From the Tennis Court to the Divorce Court

Four decades ago I visited Europe for the first time. One of the highlights of the trip was a tour of the House of Parliament in London. Our guide was very excited to relate to us that, during recent renovations of the vast kitchen-dining hall, a very old tennis ball was found lodged in one of the chimneys. Given the ball’s markings it was believed by the in-house historians to be one of the balls used by Henry VIII to play tennis with one of his wives. Perhaps this particular wife was an early version of Serena Williams and was able to vanquish Henry in the hall, thus setting herself up for divorce and/or decapitation.
The US legal system, like tennis, was based on a British model. On that first trip to London I was able to watch a fascinating murder case in the Old Bailey. In it the “bigwig” judge had to decide if a cherubic-looking teen defendant was guilty of murder (he did decide so, eventually).

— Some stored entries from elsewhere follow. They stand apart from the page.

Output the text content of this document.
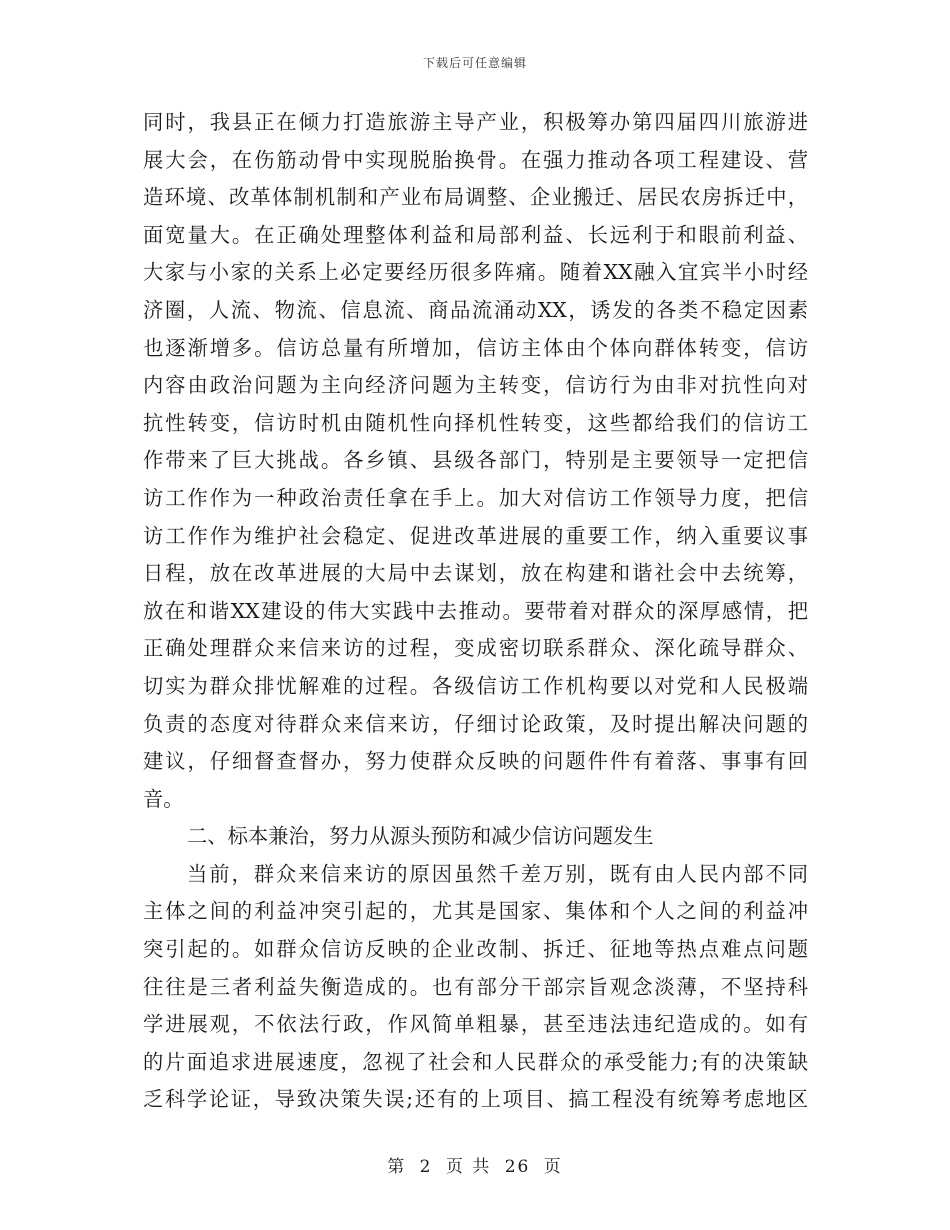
下载后可任意编辑
同时，我县正在倾力打造旅游主导产业，积极筹办第四届四川旅游进
展大会，在伤筋动骨中实现脱胎换骨。在强力推动各项工程建设、营
造环境、改革体制机制和产业布局调整、企业搬迁、居民农房拆迁中，
面宽量大。在正确处理整体利益和局部利益、长远利于和眼前利益、
大家与小家的关系上必定要经历很多阵痛。随着XX融入宜宾半小时经
济圈，人流、物流、信息流、商品流涌动XX，诱发的各类不稳定因素
也逐渐增多。信访总量有所增加，信访主体由个体向群体转变，信访
内容由政治问题为主向经济问题为主转变，信访行为由非对抗性向对
抗性转变，信访时机由随机性向择机性转变，这些都给我们的信访工
作带来了巨大挑战。各乡镇、县级各部门，特别是主要领导一定把信
访工作作为一种政治责任拿在手上。加大对信访工作领导力度，把信
访工作作为维护社会稳定、促进改革进展的重要工作，纳入重要议事
日程，放在改革进展的大局中去谋划，放在构建和谐社会中去统筹，
放在和谐XX建设的伟大实践中去推动。要带着对群众的深厚感情，把
正确处理群众来信来访的过程，变成密切联系群众、深化疏导群众、
切实为群众排忧解难的过程。各级信访工作机构要以对党和人民极端
负责的态度对待群众来信来访，仔细讨论政策，及时提出解决问题的
建议，仔细督查督办，努力使群众反映的问题件件有着落、事事有回
音。
二、标本兼治，努力从源头预防和减少信访问题发生
当前，群众来信来访的原因虽然千差万别，既有由人民内部不同
主体之间的利益冲突引起的，尤其是国家、集体和个人之间的利益冲
突引起的。如群众信访反映的企业改制、拆迁、征地等热点难点问题
往往是三者利益失衡造成的。也有部分干部宗旨观念淡薄，不坚持科
学进展观，不依法行政，作风简单粗暴，甚至违法违纪造成的。如有
的片面追求进展速度，忽视了社会和人民群众的承受能力;有的决策缺
乏科学论证，导致决策失误;还有的上项目、搞工程没有统筹考虑地区
第 2 页 共 26 页
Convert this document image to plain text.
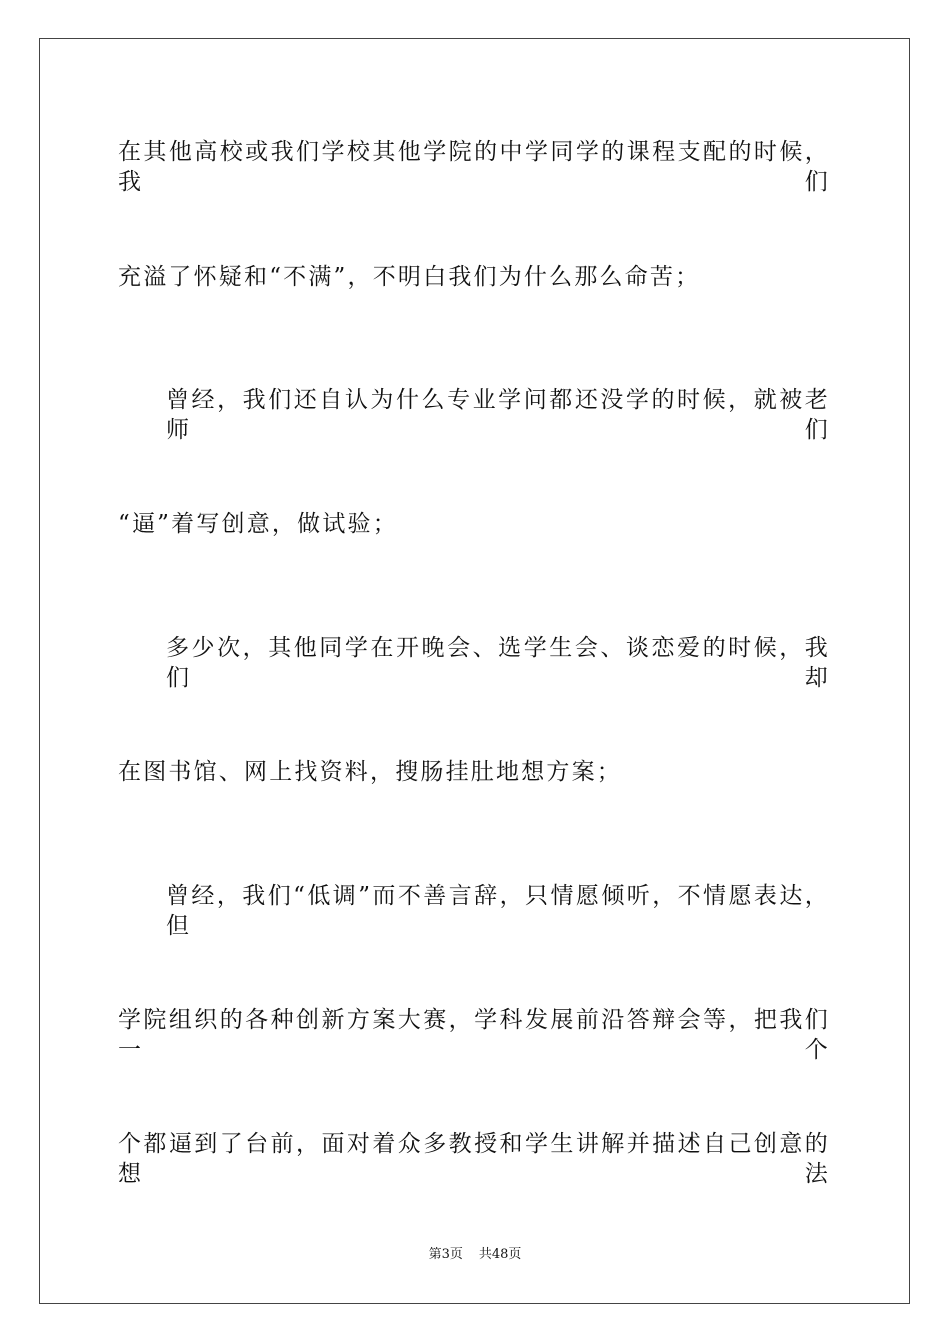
在其他高校或我们学校其他学院的中学同学的课程支配的时候，我们

充溢了怀疑和“不满”，不明白我们为什么那么命苦；

曾经，我们还自认为什么专业学问都还没学的时候，就被老师们

“逼”着写创意，做试验；

多少次，其他同学在开晚会、选学生会、谈恋爱的时候，我们却

在图书馆、网上找资料，搜肠挂肚地想方案；

曾经，我们“低调”而不善言辞，只情愿倾听，不情愿表达，但

学院组织的各种创新方案大赛，学科发展前沿答辩会等，把我们一个

个都逼到了台前，面对着众多教授和学生讲解并描述自己创意的想法

第3页 共48页
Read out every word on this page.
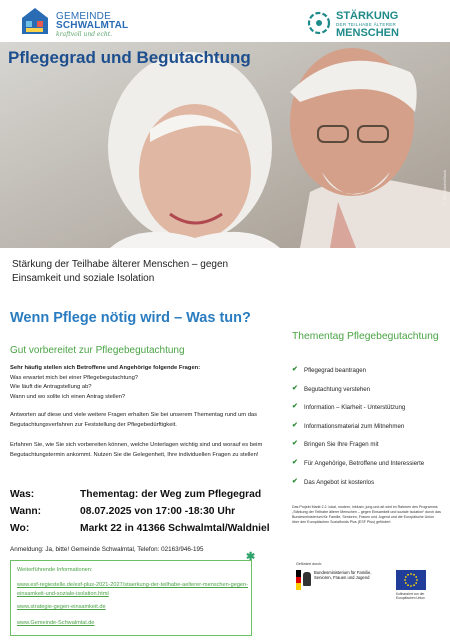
GEMEINDE
SCHWALMTAL
kraftvoll und echt.
STÄRKUNG
DER TEILHABE ÄLTERER
MENSCHEN
Pflegegrad und Begutachtung
© Bild: AdobeStock
Stärkung der Teilhabe älterer Menschen – gegen Einsamkeit und soziale Isolation
Wenn Pflege nötig wird – Was tun?
Gut vorbereitet zur Pflegebegutachtung
Sehr häufig stellen sich Betroffene und Angehörige folgende Fragen:
Was erwartet mich bei einer Pflegebegutachtung?
Wie läuft die Antragstellung ab?
Wann und wo sollte ich einen Antrag stellen?
Antworten auf diese und viele weitere Fragen erhalten Sie bei unserem Thementag rund um das Begutachtungsverfahren zur Feststellung der Pflegebedürftigkeit.
Erfahren Sie, wie Sie sich vorbereiten können, welche Unterlagen wichtig sind und worauf es beim Begutachtungstermin ankommt. Nutzen Sie die Gelegenheit, Ihre individuellen Fragen zu stellen!
Was:	Thementag: der Weg zum Pflegegrad
Wann:	08.07.2025 von 17:00 -18:30 Uhr
Wo:	Markt 22 in 41366 Schwalmtal/Waldniel
Anmeldung: Ja, bitte! Gemeinde Schwalmtal, Telefon: 02163/946-195
✱
Weiterführende Informationen:
www.esf-regiestelle.de/esf-plus-2021-2027/staerkung-der-teilhabe-aelterer-menschen-gegen-einsamkeit-und-soziale-isolation.html
www.strategie-gegen-einsamkeit.de
www.Gemeinde-Schwalmtal.de
Thementag Pflegebegutachtung
✔ Pflegegrad beantragen
✔ Begutachtung verstehen
✔ Information – Klarheit - Unterstützung
✔ Informationsmaterial zum Mitnehmen
✔ Bringen Sie Ihre Fragen mit
✔ Für Angehörige, Betroffene und Interessierte
✔ Das Angebot ist kostenlos
Das Projekt Markt 2.2. lokal, modern, inklusiv, jung und alt wird im Rahmen des Programms „Stärkung der Teilhabe älterer Menschen – gegen Einsamkeit und soziale Isolation“ durch das Bundesministerium für Familie, Senioren, Frauen und Jugend und die Europäische Union über den Europäischen Sozialfonds Plus (ESF Plus) gefördert
Gefördert durch:
Bundesministerium für Familie, Senioren, Frauen und Jugend
Kofinanziert von der Europäischen Union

Tennis emerged from its own “bigwig” era circa 50 years ago by loosening the old white-only clothing rules and dropping the outdated pro-amateur dichotomy. The biggest change of all was dictated by television: the tie-breaker. This is a change that virtually all fans and players heartily approve, indeed it’s impossible to imagine going back to the old scoring system in which tennis matches could be as agonizingly long as cricket matches still are today. Indeed Wimbledon alone has kept a ban on 5th set tie-breakers which resulted in American John Isner, back in 2010, winning 70-68 in the 5th set in a match that lasted 11 hours and extended over three days!
The agony of Isner’s titanic struggle is what many parents feel in today’s family court. This old bigwig institution needs to finally enter the 21st century and institute the judicial equivalent of tennis’ tie-breaker. States like Arizona and Utah have moved in that direction by setting 30-40% time share guidelines for child custody. What would be even better is a 50% time share default, unless one parent prefers less time-many dads and some executive moms, for example, would probably do so to further their careers.
The greatest impediment to this long-needed reform is, as the old bigwigs might say, “Cui bono”, Latin for “who benefits?” The current system, an almost apartheid-adversarial one, is strongly favored by the “iron triangle” of attorneys, court workers and so-called expert witnesses/consultants. The fact that many of them would have to find more socially-useful employment (much as ex-Stasi members had to do in 90’s Germany) should no longer be a barrier to children spending equal time with both of their parents.